Whether you decide to create your own assessment scheme from a blank sheet of paper, so to speak, use a ready-made scheme created by someone else, or do a bit of both, there are 6 questions you need to ask:
What’s the underlying rationale?
Bloom’s taxonomy? SOLO (Structured Overview of Learning Outcomes)? Something else entirely?
Knowing what the underlying rationale is means that you can be consistent when changing the scheme over time, and also makes it easier for others to understand.
What required behaviour will be ‘proof’?
A statement like:
“Knows that processors have instruction sets and that these relate to low-level instructions carried out by a computer.” (From the Progression Pathways Framework.)
is fine – but what does it mean in practice? It’s no good asking the pupils to assess themselves on this; at least, you can’t rely on that alone. They need to do or say something that will prove that they understand it.
What are appropriate activities or questions?
So that brings us on to the next issue: you need to devise activities that will enable the pupils to do or say things that will prove that they understand it – or that they don’t.
What about validity?
And that in turn brings us on to the next critical question: are your activities or questions valid, ie do they measure what they purport to measure? In other words, do they really test IT skills, knowledge or understanding, as opposed to, say, linguistic or mathematical skills, or even common-sense?
How will you know if a pupil has ‘got it’?
In other words, how will you know when a pupil is displaying the behaviour that you have decided would prove they have the understanding you’re looking for?
You may need to observe them.

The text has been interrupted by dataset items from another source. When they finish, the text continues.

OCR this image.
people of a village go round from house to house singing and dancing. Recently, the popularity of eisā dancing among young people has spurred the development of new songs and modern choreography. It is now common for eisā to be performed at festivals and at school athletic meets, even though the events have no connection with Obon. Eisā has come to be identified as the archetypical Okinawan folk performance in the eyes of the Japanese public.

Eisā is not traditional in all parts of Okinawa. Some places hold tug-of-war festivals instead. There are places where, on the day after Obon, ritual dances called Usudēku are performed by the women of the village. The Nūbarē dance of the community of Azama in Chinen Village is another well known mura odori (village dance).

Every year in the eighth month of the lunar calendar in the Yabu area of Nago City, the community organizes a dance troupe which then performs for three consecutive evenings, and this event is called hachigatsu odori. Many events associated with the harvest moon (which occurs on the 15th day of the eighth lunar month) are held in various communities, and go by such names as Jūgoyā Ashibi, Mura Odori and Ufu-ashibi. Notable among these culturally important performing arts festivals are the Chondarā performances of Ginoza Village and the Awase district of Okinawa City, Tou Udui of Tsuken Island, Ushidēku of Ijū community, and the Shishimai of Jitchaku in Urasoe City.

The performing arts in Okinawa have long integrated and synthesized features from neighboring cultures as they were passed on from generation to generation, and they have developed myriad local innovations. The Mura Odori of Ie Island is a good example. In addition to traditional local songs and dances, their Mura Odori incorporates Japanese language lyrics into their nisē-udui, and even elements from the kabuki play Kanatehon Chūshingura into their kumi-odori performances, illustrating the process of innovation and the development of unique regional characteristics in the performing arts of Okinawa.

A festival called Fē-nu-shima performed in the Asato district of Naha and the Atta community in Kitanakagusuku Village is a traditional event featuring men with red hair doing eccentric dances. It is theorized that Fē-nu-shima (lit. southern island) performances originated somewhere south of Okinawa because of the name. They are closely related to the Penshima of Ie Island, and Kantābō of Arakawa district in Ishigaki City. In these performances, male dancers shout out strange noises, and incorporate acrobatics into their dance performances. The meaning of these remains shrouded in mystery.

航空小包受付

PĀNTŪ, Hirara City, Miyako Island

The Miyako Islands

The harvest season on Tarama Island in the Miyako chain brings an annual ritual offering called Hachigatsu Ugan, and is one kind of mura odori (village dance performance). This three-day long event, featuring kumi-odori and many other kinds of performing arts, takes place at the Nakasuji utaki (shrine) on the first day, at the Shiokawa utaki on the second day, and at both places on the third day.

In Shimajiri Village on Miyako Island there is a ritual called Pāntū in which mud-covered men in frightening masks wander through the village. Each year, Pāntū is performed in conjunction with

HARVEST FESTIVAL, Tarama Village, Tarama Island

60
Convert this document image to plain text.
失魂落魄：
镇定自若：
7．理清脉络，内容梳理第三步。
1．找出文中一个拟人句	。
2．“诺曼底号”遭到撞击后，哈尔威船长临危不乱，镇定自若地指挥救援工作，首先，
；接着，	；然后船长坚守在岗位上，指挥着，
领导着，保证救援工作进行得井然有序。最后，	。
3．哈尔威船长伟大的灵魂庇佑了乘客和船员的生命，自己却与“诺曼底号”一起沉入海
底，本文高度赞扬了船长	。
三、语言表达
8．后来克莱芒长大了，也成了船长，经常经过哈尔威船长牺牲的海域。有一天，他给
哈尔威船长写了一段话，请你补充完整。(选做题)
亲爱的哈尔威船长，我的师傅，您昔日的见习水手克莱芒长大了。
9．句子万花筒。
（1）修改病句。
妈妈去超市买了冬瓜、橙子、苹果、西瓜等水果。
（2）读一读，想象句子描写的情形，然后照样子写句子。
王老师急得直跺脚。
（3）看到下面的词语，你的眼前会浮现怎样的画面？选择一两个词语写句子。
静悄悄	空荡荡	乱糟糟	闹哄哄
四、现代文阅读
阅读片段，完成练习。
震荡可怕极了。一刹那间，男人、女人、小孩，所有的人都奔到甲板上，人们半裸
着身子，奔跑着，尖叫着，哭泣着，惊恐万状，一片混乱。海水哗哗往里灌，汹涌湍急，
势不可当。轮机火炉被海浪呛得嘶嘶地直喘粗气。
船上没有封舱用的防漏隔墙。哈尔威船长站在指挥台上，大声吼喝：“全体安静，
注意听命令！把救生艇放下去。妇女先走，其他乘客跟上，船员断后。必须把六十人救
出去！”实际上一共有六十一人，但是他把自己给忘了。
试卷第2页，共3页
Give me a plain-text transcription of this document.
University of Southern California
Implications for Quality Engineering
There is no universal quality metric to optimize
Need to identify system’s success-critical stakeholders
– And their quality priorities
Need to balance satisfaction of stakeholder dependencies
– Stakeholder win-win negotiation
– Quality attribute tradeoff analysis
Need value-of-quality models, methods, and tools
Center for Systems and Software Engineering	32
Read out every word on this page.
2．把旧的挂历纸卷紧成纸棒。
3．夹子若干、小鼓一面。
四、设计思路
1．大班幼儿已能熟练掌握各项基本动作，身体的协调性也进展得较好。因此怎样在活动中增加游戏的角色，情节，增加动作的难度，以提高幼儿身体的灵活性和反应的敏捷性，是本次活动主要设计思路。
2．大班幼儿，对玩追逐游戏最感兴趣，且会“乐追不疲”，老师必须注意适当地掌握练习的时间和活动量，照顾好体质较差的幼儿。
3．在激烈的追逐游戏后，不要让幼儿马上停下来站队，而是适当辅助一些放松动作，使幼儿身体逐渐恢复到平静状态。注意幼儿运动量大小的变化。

You may need to ensure that they do the work on their own, not as part of a group. You may need to ask them to solve an unfamiliar problem using the tools of the trade that you hope they have acquired.
How will you all agree?
Finally, how will you and your colleagues agree on what proof of understanding looks like? You may need to create or find exemplars of work to illustrate it. (In my experience, devising lists of criteria, perhaps in the form of a rubric, often leads to more questions than it answers.)
Incidentally, the need for consistency between different people also applies to yourself: how can you ensure that a grade you give a piece of work next week will be the same as the grade you gave it today?
The conclusion to all this is, of course, that you still have to do a lot of thinking for yourself. You can’t just take an assessment scheme off the shelf and then tick that particular line on your to-do list.
In the assessment training I do I try to give delegates the information by which they can help to answer these questions for themselves.